Motherhood would be nothing like I imagined, it would be hard. It would bring endless fears to the surface. It would be the hardest thing I ever did, but it would be the most worthy and wonderful thing I have ever done. Motherhood taught me love in a way that I didn’t understand before. The details of the beginning are not important to the story so I will just summarize. Looking back now I am 99% sure that I went into depression while I was pregnant and had postpartum depression after my daughter was born. The picture-perfect relationship that I once thought we could have fell apart and in January of 2009, I became a single mom with 50% custody.

I would spend the next 14 years cherishing every moment I had her. Trying to get more, but in the end losing time with her to provide for her. I learned not to dwell on the things I was missing but to dwell on all of the things that I did have. We had a roof over our heads, food on the table and I had a job. I focused on being grateful, but I also was a hoarder of memories and of her time during the time I could spend with her. If you think about it, I really only had her for 7 years out of the last 14 (50% custody).

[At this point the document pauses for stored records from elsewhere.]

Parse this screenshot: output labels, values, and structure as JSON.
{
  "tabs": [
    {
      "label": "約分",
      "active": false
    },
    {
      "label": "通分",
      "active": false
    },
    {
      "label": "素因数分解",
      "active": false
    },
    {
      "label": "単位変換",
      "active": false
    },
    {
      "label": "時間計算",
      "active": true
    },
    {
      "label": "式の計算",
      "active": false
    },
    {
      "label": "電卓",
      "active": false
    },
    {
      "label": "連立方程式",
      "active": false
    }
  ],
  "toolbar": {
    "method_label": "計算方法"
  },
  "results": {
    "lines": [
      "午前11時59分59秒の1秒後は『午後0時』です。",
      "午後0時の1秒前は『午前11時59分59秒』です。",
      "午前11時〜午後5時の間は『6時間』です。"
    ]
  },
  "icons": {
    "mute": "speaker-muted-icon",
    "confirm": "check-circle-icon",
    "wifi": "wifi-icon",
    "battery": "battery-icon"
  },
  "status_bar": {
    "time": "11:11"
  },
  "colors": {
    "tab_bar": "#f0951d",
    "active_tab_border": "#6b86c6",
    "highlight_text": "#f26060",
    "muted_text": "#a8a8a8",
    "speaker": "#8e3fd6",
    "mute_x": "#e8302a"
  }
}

Knowing that time was limited I focused on teaching her the things that I thought were most important first. I focused on life lessons and critical thinking. I focused on Faith, Family and Creativity. The journey was not easy, but I think we did pretty good in the end and that we became adjusted and that we have many memories to look back on and great balanced relationship now.

Here we are one month out to her 18th birthday. Time is up. The guaranteed time of her under my roof is just about over. This is what we as parents work so hard for right? This is the race we run so hard. Once we cross that finish line we have a limited amount of time of celebrating, recuperating and then it is on to a new race. In this case my job for the last 18 years was to prepare my little girl to be ready to fly on her own. It has been my job to protect her and teach her and prepare her for that big world out there. As the time draws near, I know the time our paths will be closely combined in every way is limited.

Sometimes I think she is so ill prepared for the world that I see, but then I think back. Was I really that prepared for the world at her age? Did I prepare her enough? What else can I squeeze in over the next few months?

Part of my heart says I am not ready to let go and let those wobbly wings soar. All of my heart loves the woman that my little girl turned into. She loves the Lord with her whole heart, and she knows her mama will always have a safety net to catch her, let her gain balance and soar again. So, the other part of my heart is ready to watch her go into the world and be a light.

It is hard to switch gears as a parent. Switching from making all the decisions to being an influence is hard. It is hard caring for someone for so long and seeing them all the time to seeing them less often. It is hard but it is so right. So, I am embracing the next year of change. I am embracing the letting go. I am embracing watching her fly. Cherishing all the lasts of childhood and I am embracing all of the firsts of adulthood. I am preparing to embrace being an empty nester. I am so thankful that my husband is by my side with me through it all. Don’t worry I am not going to have a midlife crisis; I am just reflecting on the past and looking towards our future plans.